# 12.4 - Coefficient of Determination

12.4 - Coefficient of DeterminationThe amount of variation in the response variable that can be explained by (i.e. accounted for) the explanatory variable is denoted by \(R^2\). This is known as the **coefficient of determination **or** R-squared**.

## Example: \(R^2\) From Output

S | R-sq | R-sq(adj) | R-sq(pred) |
---|---|---|---|

9.71152 | 37.04% | 35.73% | 29.82% |

In our Exam Data example this value is 37.04% meaning that 37.04% of the variation in the final exam scores can be explained by quiz averages.

The coefficient of determination is equal to the correlation coefficient squared. In other words \(R^2=(Pearson's\;r)^2\)

## Example: \(R^2\) From Pearson's r

The correlation between quiz averages and final exam scores was \(r=.608630\)

Coefficient of determination: \(R^2=.608630^2=.3704\)

Pearson correlation of Quiz_Average and Final = 0.608630 |

P-Value = <0.0001 |

When going from \(r\) to \(R^2\) you can simply square the correlation coefficient. \(R^2\) will always be a positive value between 0 and 1.0. When going from \(R^2\) to \(r\), in addition to computing \(\sqrt{R^2}\), the direction of the relationship must also be taken into account. If the relationship is positive then the correlation will be positive. If the relationship is negative then the correlation will be negative.

## Examples: From \(R^2\) to \(r\)

**Quiz Averages and Final Exam Scores**

There is a direct (i.e., positive) relationship between quiz averages and final exam scores. The coefficient of determination (\(R^2\)) is 37.04%. What is the correlation between quiz averages and final exam scores?

\(r=\sqrt{R^2}=\sqrt{.3704}= \pm .6086\)

The correlation is \(r=+.6086\) because we are told that there is a positive relationship between the two variables.
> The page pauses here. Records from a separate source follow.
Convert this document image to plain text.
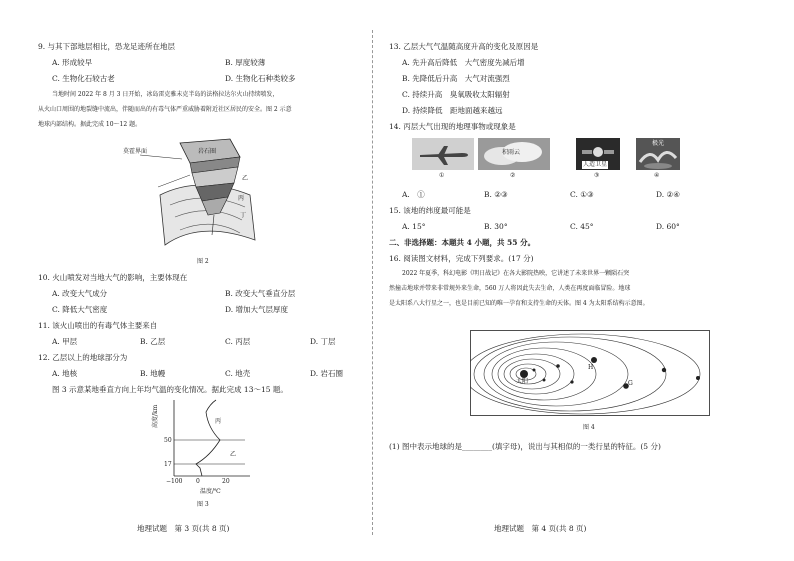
9. 与其下部地层相比，恐龙足迹所在地层
A. 形成较早	B. 厚度较薄
C. 生物化石较古老	D. 生物化石种类较多
当地时间 2022 年 8 月 3 日开始，冰岛雷克雅未克半岛的法格拉达尔火山持续喷发，
从火山口周围的地裂缝中流出，伴随而出的有毒气体严重威胁着附近社区居民的安全。图 2 示意
地球内部结构。据此完成 10～12 题。
莫霍界面	岩石圈
乙
丙
丁
图 2
10. 火山喷发对当地大气的影响，主要体现在
A. 改变大气成分	B. 改变大气垂直分层
C. 降低大气密度	D. 增加大气层厚度
11. 该火山喷出的有毒气体主要来自
A. 甲层	B. 乙层	C. 丙层	D. 丁层
12. 乙层以上的地球部分为
A. 地核	B. 地幔	C. 地壳	D. 岩石圈
图 3 示意某地垂直方向上年均气温的变化情况。据此完成 13～15 题。
高度/km
50
17
−100 0	20
温度/℃
丙
乙
图 3
地理试题　第 3 页(共 8 页)
13. 乙层大气气温随高度升高的变化及原因是
A. 先升高后降低　大气密度先减后增
B. 先降低后升高　大气对流强烈
C. 持续升高　臭氧吸收太阳辐射
D. 持续降低　距地面越来越远
14. 丙层大气出现的地理事物或现象是
①
积雨云
②
人造卫星
③
极光
④
A.　①	B. ②③	C. ①③	D. ②④
15. 该地的纬度最可能是
A. 15°	B. 30°	C. 45°	D. 60°
二、非选择题：本题共 4 小题，共 55 分。
16. 阅读图文材料，完成下列要求。(17 分)
2022 年夏季，科幻电影《明日战记》在各大影院热映，它讲述了未来世界一颗陨石突
然撞击地球并带来非常规外来生命，560 万人将因此失去生命，人类在再度面临冒险。地球
是太阳系八大行星之一，也是目前已知的唯一孕育和支持生命的天体。图 4 为太阳系结构示意图。
太阳
H
G
图 4
(1) 图中表示地球的是________(填字母)，说出与其相似的一类行星的特征。(5 分)
地理试题　第 4 页(共 8 页)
**Daily High Temperatures and Hot Chocolate Sales**

As the daily high temperature decreases, hot chocolate sales increase at a restaurant. 49% of the variance in hot chocolate sales can be attributed to variance in daily high temperatures. What is the correlation between daily high temperatures and hot chocolate sales?

\(R^2=.49\) \(r=\sqrt{.49}= \pm .7\)

The correlation between daily high temperatures and hot chocolate sales is \(r=-.7\). Because there is an indirect relationship between the two variables, the correlation is negative.